Sure, there’s a few parts that have never sat right and they’ve not really been patched up in this revision; Thorn seems to accept this abhorrent idea of replacing his son with remarkably little soulsearching because it’s convenient to the plot and the Metropolitan Police force now merely seem to inexplicably have armed-to-the-teeth SWAT teams on a zero-second response time in Morse’s London, again because it’s convenient to the plot. That aside the detective leg-work taken on in the middle third means that it will remain an interesting, if not deeply unsettling film to rewatch, a lesson Hideo Nakata would later take on board to great effect in his first Ring outing.

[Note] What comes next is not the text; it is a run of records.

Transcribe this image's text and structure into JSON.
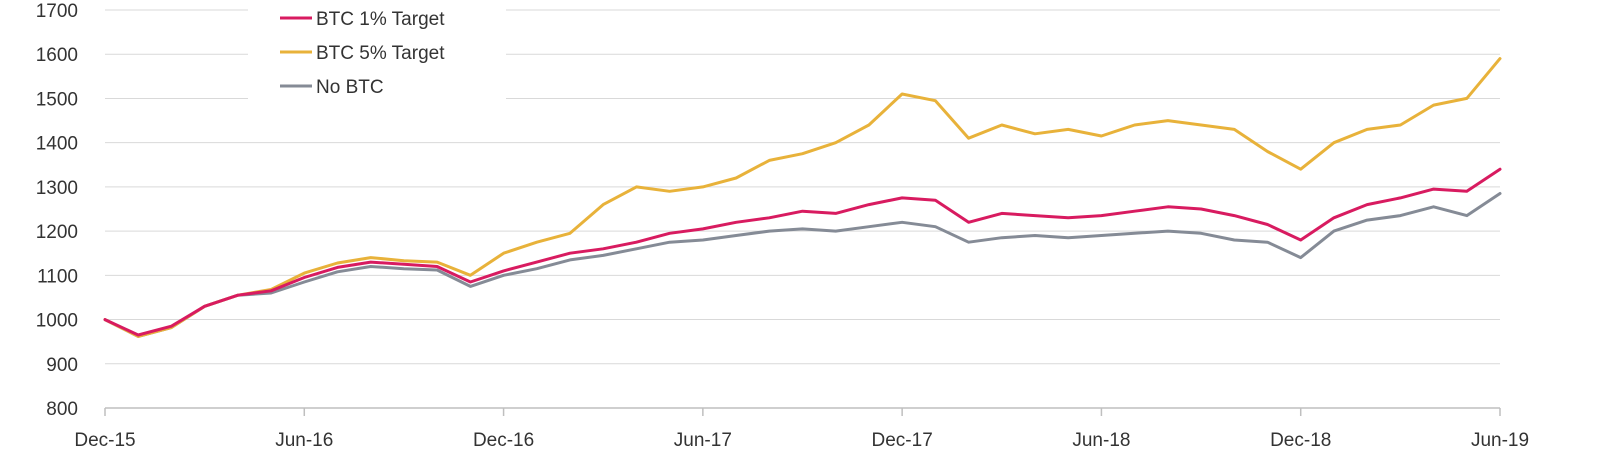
{
  "chart_data": {
    "type": "line",
    "title": "",
    "xlabel": "",
    "ylabel": "",
    "ylim": [
      800,
      1700
    ],
    "yticks": [
      800,
      900,
      1000,
      1100,
      1200,
      1300,
      1400,
      1500,
      1600,
      1700
    ],
    "xlim": [
      "2015-12",
      "2019-06"
    ],
    "xtick_labels": [
      "Dec-15",
      "Jun-16",
      "Dec-16",
      "Jun-17",
      "Dec-17",
      "Jun-18",
      "Dec-18",
      "Jun-19"
    ],
    "grid": "horizontal",
    "legend_position": "top-left",
    "series": [
      {
        "name": "BTC 1% Target",
        "color": "#d81b60",
        "x": [
          "2015-12",
          "2016-01",
          "2016-02",
          "2016-03",
          "2016-04",
          "2016-05",
          "2016-06",
          "2016-07",
          "2016-08",
          "2016-09",
          "2016-10",
          "2016-11",
          "2016-12",
          "2017-01",
          "2017-02",
          "2017-03",
          "2017-04",
          "2017-05",
          "2017-06",
          "2017-07",
          "2017-08",
          "2017-09",
          "2017-10",
          "2017-11",
          "2017-12",
          "2018-01",
          "2018-02",
          "2018-03",
          "2018-04",
          "2018-05",
          "2018-06",
          "2018-07",
          "2018-08",
          "2018-09",
          "2018-10",
          "2018-11",
          "2018-12",
          "2019-01",
          "2019-02",
          "2019-03",
          "2019-04",
          "2019-05",
          "2019-06"
        ],
        "values": [
          1000,
          965,
          985,
          1030,
          1055,
          1065,
          1095,
          1118,
          1130,
          1125,
          1120,
          1085,
          1110,
          1130,
          1150,
          1160,
          1175,
          1195,
          1205,
          1220,
          1230,
          1245,
          1240,
          1260,
          1275,
          1270,
          1220,
          1240,
          1235,
          1230,
          1235,
          1245,
          1255,
          1250,
          1235,
          1215,
          1180,
          1230,
          1260,
          1275,
          1295,
          1290,
          1340
        ]
      },
      {
        "name": "BTC 5% Target",
        "color": "#e8b23a",
        "x": [
          "2015-12",
          "2016-01",
          "2016-02",
          "2016-03",
          "2016-04",
          "2016-05",
          "2016-06",
          "2016-07",
          "2016-08",
          "2016-09",
          "2016-10",
          "2016-11",
          "2016-12",
          "2017-01",
          "2017-02",
          "2017-03",
          "2017-04",
          "2017-05",
          "2017-06",
          "2017-07",
          "2017-08",
          "2017-09",
          "2017-10",
          "2017-11",
          "2017-12",
          "2018-01",
          "2018-02",
          "2018-03",
          "2018-04",
          "2018-05",
          "2018-06",
          "2018-07",
          "2018-08",
          "2018-09",
          "2018-10",
          "2018-11",
          "2018-12",
          "2019-01",
          "2019-02",
          "2019-03",
          "2019-04",
          "2019-05",
          "2019-06"
        ],
        "values": [
          1000,
          962,
          982,
          1030,
          1055,
          1068,
          1105,
          1128,
          1140,
          1133,
          1130,
          1100,
          1150,
          1175,
          1195,
          1260,
          1300,
          1290,
          1300,
          1320,
          1360,
          1375,
          1400,
          1440,
          1510,
          1495,
          1410,
          1440,
          1420,
          1430,
          1415,
          1440,
          1450,
          1440,
          1430,
          1380,
          1340,
          1400,
          1430,
          1440,
          1485,
          1500,
          1590
        ]
      },
      {
        "name": "No BTC",
        "color": "#858b96",
        "x": [
          "2015-12",
          "2016-01",
          "2016-02",
          "2016-03",
          "2016-04",
          "2016-05",
          "2016-06",
          "2016-07",
          "2016-08",
          "2016-09",
          "2016-10",
          "2016-11",
          "2016-12",
          "2017-01",
          "2017-02",
          "2017-03",
          "2017-04",
          "2017-05",
          "2017-06",
          "2017-07",
          "2017-08",
          "2017-09",
          "2017-10",
          "2017-11",
          "2017-12",
          "2018-01",
          "2018-02",
          "2018-03",
          "2018-04",
          "2018-05",
          "2018-06",
          "2018-07",
          "2018-08",
          "2018-09",
          "2018-10",
          "2018-11",
          "2018-12",
          "2019-01",
          "2019-02",
          "2019-03",
          "2019-04",
          "2019-05",
          "2019-06"
        ],
        "values": [
          1000,
          962,
          982,
          1030,
          1055,
          1060,
          1085,
          1108,
          1120,
          1115,
          1112,
          1075,
          1100,
          1115,
          1135,
          1145,
          1160,
          1175,
          1180,
          1190,
          1200,
          1205,
          1200,
          1210,
          1220,
          1210,
          1175,
          1185,
          1190,
          1185,
          1190,
          1195,
          1200,
          1195,
          1180,
          1175,
          1140,
          1200,
          1225,
          1235,
          1255,
          1235,
          1285
        ]
      }
    ]
  }
}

If you’re in the somewhat pointless task of comparing the casts, then you could argue about the merits of both for days without truly reaching a consents. The supporting cast, I’d say, is better in this new version, but it does miss the screen presence of Peck. Let’s call it a score draw and move swiftly onwards. With a cinema landscape at the moment absolutely littered with the corpses of rank awful teen oriented horror this is a shining beacon of light, or rather darkness, that remind us that this genre can work occasionally, even if it typically doesn’t.